Жизнь и судьба Федора Соймонова
Шрифт:
Он не видел, как принял Артемий Петрович последнее крестоцелование. Все слилось — дробь барабанная и треск разрываемой рубахи, костяной стук колен о доски анбона перед плахою... Затем, в наступившей тишине, раздалось хаканье палача и глухой удар топора, слившийся со стоном толпы. Волынский же не вскрикнул, когда ему отсекли правую руку. Он ее уже давно не чувствовал. Только дрогнул телом и стал было валиться на бок. Но тут мастер вздел топор снова и — а-ах!.. Качнулась толпа, впитав в себя жадно короткий всхлип, то ли вздох, то ли выдох с хрипом, с бульканьем, идущий от обезглавленного тела.
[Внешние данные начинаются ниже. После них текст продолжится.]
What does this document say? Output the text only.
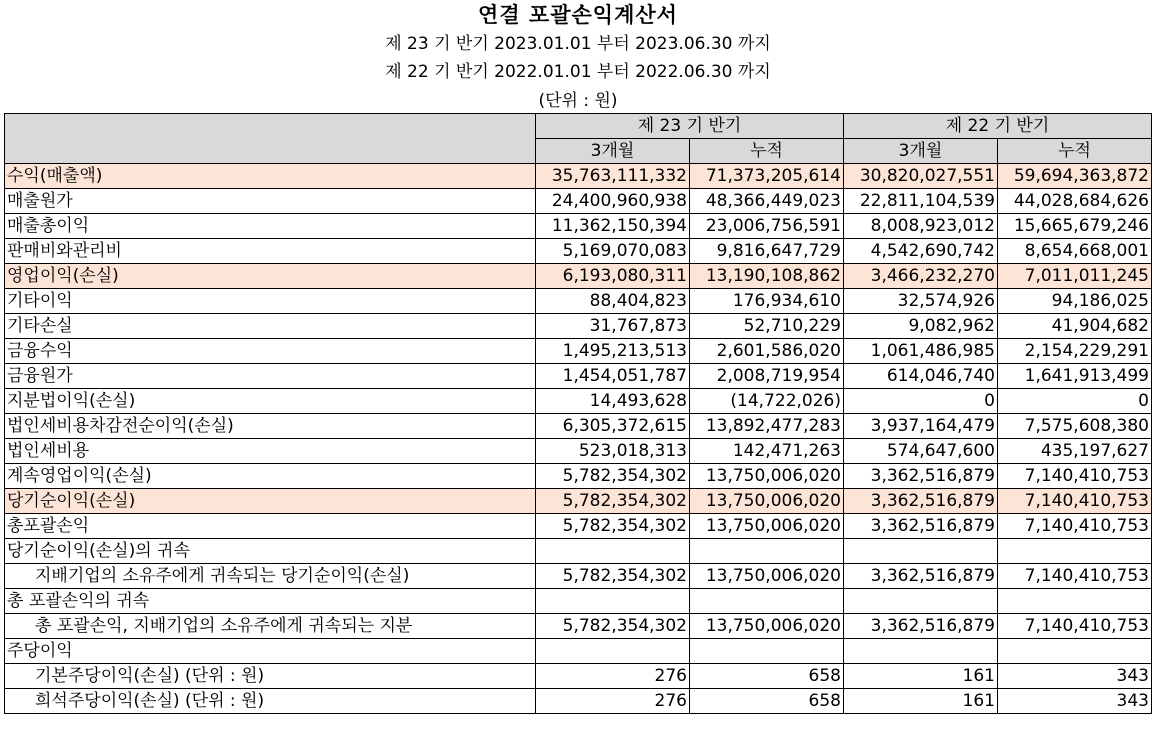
연결 포괄손익계산서
제 23 기 반기 2023.01.01 부터 2023.06.30 까지
제 22 기 반기 2022.01.01 부터 2022.06.30 까지
(단위 : 원)
	제 23 기 반기		제 22 기 반기	
	3개월	누적	3개월	누적
수익(매출액)	35,763,111,332	71,373,205,614	30,820,027,551	59,694,363,872
매출원가	24,400,960,938	48,366,449,023	22,811,104,539	44,028,684,626
매출총이익	11,362,150,394	23,006,756,591	8,008,923,012	15,665,679,246
판매비와관리비	5,169,070,083	9,816,647,729	4,542,690,742	8,654,668,001
영업이익(손실)	6,193,080,311	13,190,108,862	3,466,232,270	7,011,011,245
기타이익	88,404,823	176,934,610	32,574,926	94,186,025
기타손실	31,767,873	52,710,229	9,082,962	41,904,682
금융수익	1,495,213,513	2,601,586,020	1,061,486,985	2,154,229,291
금융원가	1,454,051,787	2,008,719,954	614,046,740	1,641,913,499
지분법이익(손실)	14,493,628	(14,722,026)	0	0
법인세비용차감전순이익(손실)	6,305,372,615	13,892,477,283	3,937,164,479	7,575,608,380
법인세비용	523,018,313	142,471,263	574,647,600	435,197,627
계속영업이익(손실)	5,782,354,302	13,750,006,020	3,362,516,879	7,140,410,753
당기순이익(손실)	5,782,354,302	13,750,006,020	3,362,516,879	7,140,410,753
총포괄손익	5,782,354,302	13,750,006,020	3,362,516,879	7,140,410,753
당기순이익(손실)의 귀속				
지배기업의 소유주에게 귀속되는 당기순이익(손실)	5,782,354,302	13,750,006,020	3,362,516,879	7,140,410,753
총 포괄손익의 귀속				
총 포괄손익, 지배기업의 소유주에게 귀속되는 지분	5,782,354,302	13,750,006,020	3,362,516,879	7,140,410,753
주당이익				
기본주당이익(손실) (단위 : 원)	276	658	161	343
희석주당이익(손실) (단위 : 원)	276	658	161	343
И выдохнула вместе, застонав и словно извергнув из себя накопившееся тяжкое семя лютости звериной... Кат подхватил отлетевшую голову за власы, поднял, и Федор, глянув исподлобья, вздрогнул от последнего осмысленного взгляда еще живых глаз...
Андрей Федорович
Первая и главная по зрелищному эффекту часть казни прошла скоро да споро. Заплечный мастер был сноровист, подручные — неробки. Во граде святого Петра в палачах никогда недостатка не было. Но вот покончено дело. Подручные разложили для лучшего обозрения тела казненных по краю помоста, во втулки тележных колес вставили приготовленные колья и воткнули, насадили на них головы. Пришло время для второй части экзекуции... Она, по-видимому, уже не столь остро интересовала толпу, потому что скопище, еще только вот стоявшее монолитом, стало распадаться. Как навозные мухи, напившиеся до отвала крови на бойне, из разных мест людского месива выбирались, проталкивались отдельные люди, разрывая единство, порождая гул облегчающих разговоров. Выбравшиеся брели прочь тяжело и одурело. Некоторых тут же на площади рвало...
Палач поднял кнут за короткую рукоятку и взмахнул им в воздухе. Аршинный хвост свистнул над головами... Подручные кинулись на Соймонова. Стали рвать с бывшего вице-адмирала кафтан. Руки-ноги его связали веревкой и после лая и пререканий, кому держать, один из них взвалил себе на спину дюжего генерал-кригс-комиссара и бывшего вице-президента Адмиралтейств-коллегии, явивши миру его изодранную тем же кнутом спину.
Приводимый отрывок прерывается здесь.